Derrière le rideau

P our Yaël, tout débute et se termine derrière les lourdes tentures vertes du salon. Elle aurait voulu ne rien voir ce jour-là, peut-être cela aurait changé son destin. C'est la fête de ses huit ans aujourd'hui et il y a du monde qui s'anime. Alors qu'elle cherchait ses amis pendant une partie de cache-cache, elle découvre, dissimulée par les rideaux, une femme inconnue en compagnie de son père. Quelques jours plus tard, sa mère, très faible, décède.

Sara Del Giudice choisit un sujet fort et grave pour sa première bande dessinée : la question juive pendant la Seconde Guerre mondiale. Elle donne pour cela la parole à une jeune fille, pendant la décennie 1932-1942. Celle-ci va bien évidemment connaître de nombreux bouleversements, comme tant d'autres individus en cette terrible époque. L'idée de se mettre au niveau d'une enfant accorde puissance et émotion au récit. Le lecteur découvre, vit et comprend en même temps que Yaël les évènements, car ces dix années vont être décisives pour elle et sa sœur Emilie. Elles vont passer de l'innocence à la dureté de la vie trop rapidement : elles tombent dans un monde en conflit, où l'antisémitisme est de rigueur. L'insouciance et l'innocence de l'enfance vont être brisées à mesure que Yaël grandit. La fillette prend alors douloureusement conscience de son identité et de sa religion mises au ban. Elle est le petit témoin d’une grande Histoire qui la dépasse, mais dont elle ressent tous les dangers, notamment la mort rodant sous forme de soldat, d'officier ou de personnes proches aussi, comme elle va le constater.
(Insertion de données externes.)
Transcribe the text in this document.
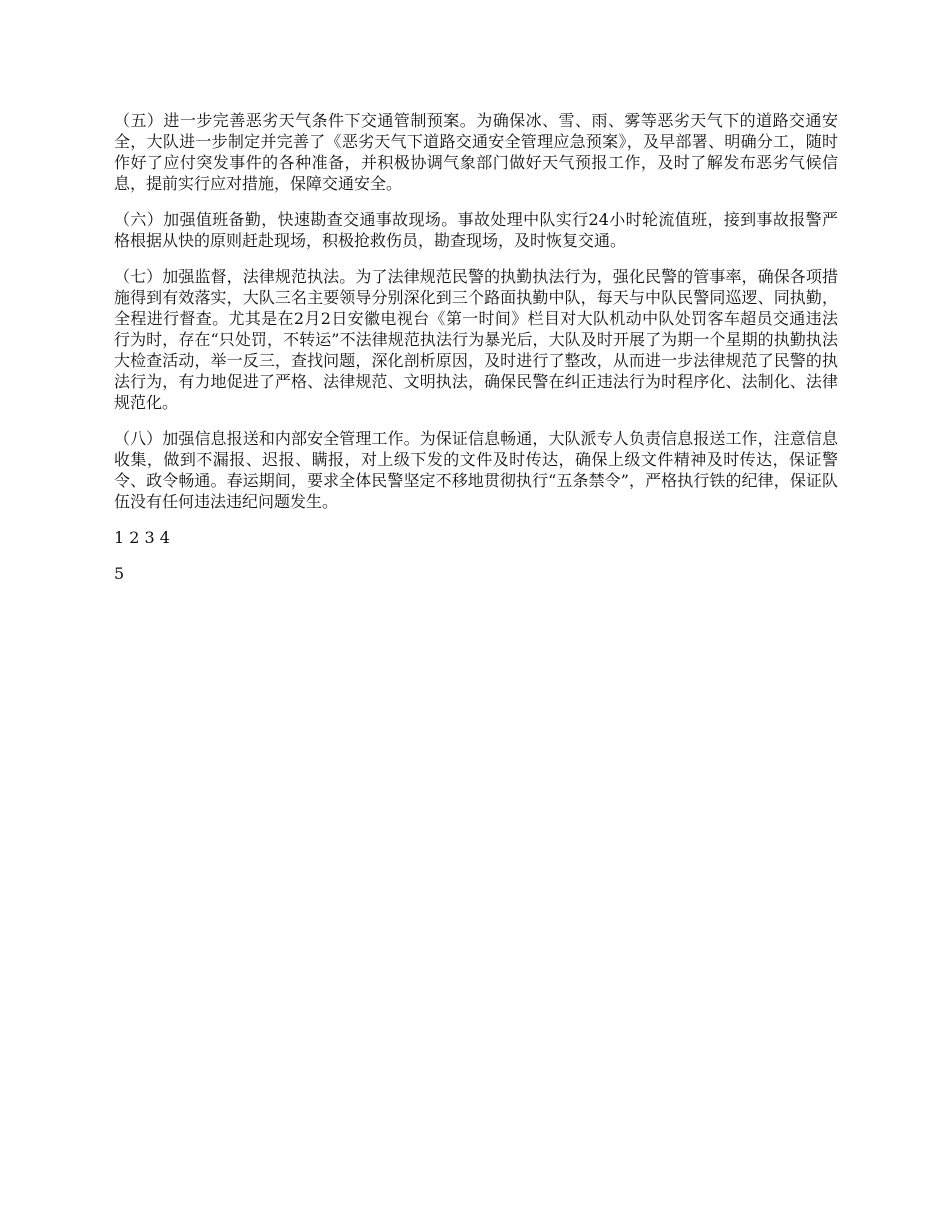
（五）进一步完善恶劣天气条件下交通管制预案。为确保冰、雪、雨、雾等恶劣天气下的道路交通安全，大队进一步制定并完善了《恶劣天气下道路交通安全管理应急预案》，及早部署、明确分工，随时作好了应付突发事件的各种准备，并积极协调气象部门做好天气预报工作，及时了解发布恶劣气候信息，提前实行应对措施，保障交通安全。

（六）加强值班备勤，快速勘查交通事故现场。事故处理中队实行24小时轮流值班，接到事故报警严格根据从快的原则赶赴现场，积极抢救伤员，勘查现场，及时恢复交通。

（七）加强监督，法律规范执法。为了法律规范民警的执勤执法行为，强化民警的管事率，确保各项措施得到有效落实，大队三名主要领导分别深化到三个路面执勤中队，每天与中队民警同巡逻、同执勤，全程进行督查。尤其是在2月2日安徽电视台《第一时间》栏目对大队机动中队处罚客车超员交通违法行为时，存在“只处罚，不转运”不法律规范执法行为暴光后，大队及时开展了为期一个星期的执勤执法大检查活动，举一反三，查找问题，深化剖析原因，及时进行了整改，从而进一步法律规范了民警的执法行为，有力地促进了严格、法律规范、文明执法，确保民警在纠正违法行为时程序化、法制化、法律规范化。

（八）加强信息报送和内部安全管理工作。为保证信息畅通，大队派专人负责信息报送工作，注意信息收集，做到不漏报、迟报、瞒报，对上级下发的文件及时传达，确保上级文件精神及时传达，保证警令、政令畅通。春运期间，要求全体民警坚定不移地贯彻执行“五条禁令”，严格执行铁的纪律，保证队伍没有任何违法违纪问题发生。

1 2 3 4
5
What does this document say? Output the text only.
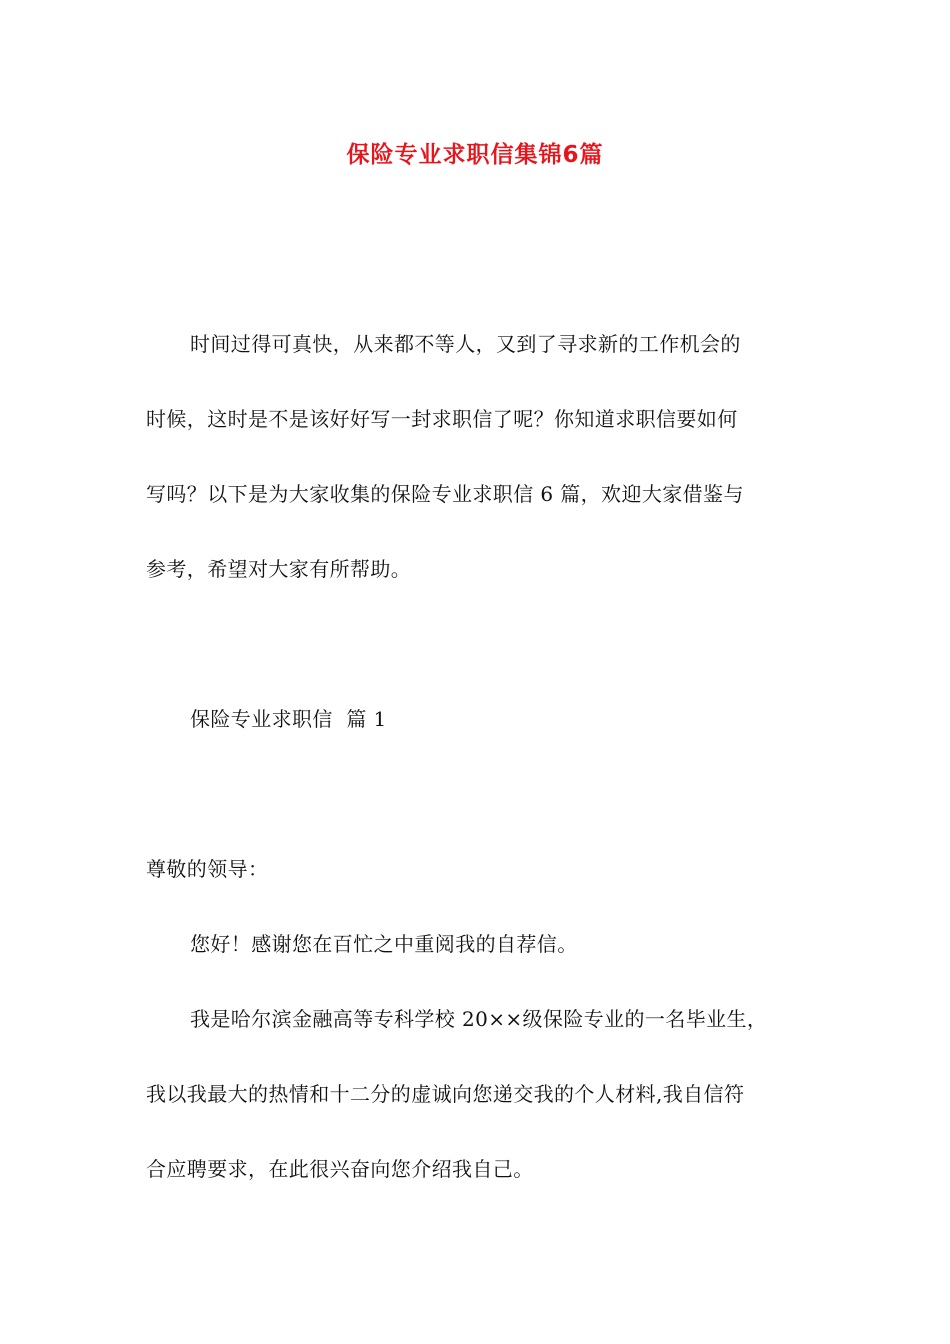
保险专业求职信集锦6篇
时间过得可真快，从来都不等人，又到了寻求新的工作机会的
时候，这时是不是该好好写一封求职信了呢？你知道求职信要如何
写吗？以下是为大家收集的保险专业求职信 6 篇，欢迎大家借鉴与
参考，希望对大家有所帮助。
保险专业求职信  篇 1
尊敬的领导：
您好！感谢您在百忙之中重阅我的自荐信。
我是哈尔滨金融高等专科学校 20××级保险专业的一名毕业生，
我以我最大的热情和十二分的虚诚向您递交我的个人材料,我自信符
合应聘要求，在此很兴奋向您介绍我自己。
Un autre atout de taille pour ce livre : le graphisme. Simple, il prend la forme d'un crayonné doux au rendu naïf qui renforce le point de vue de l'héroïne et permet de modérer le ton, sans qu'il perde en force. Les couleurs naturelles ancrent le scénario dans les années abordées et présentent également de beaux effets de texture.

Derrière le rideau traite d'un thème lourd avec beaucoup de sensibilité et de justesse, surtout grâce à un personnage principal touchant et un dessin parfaitement dans le ton.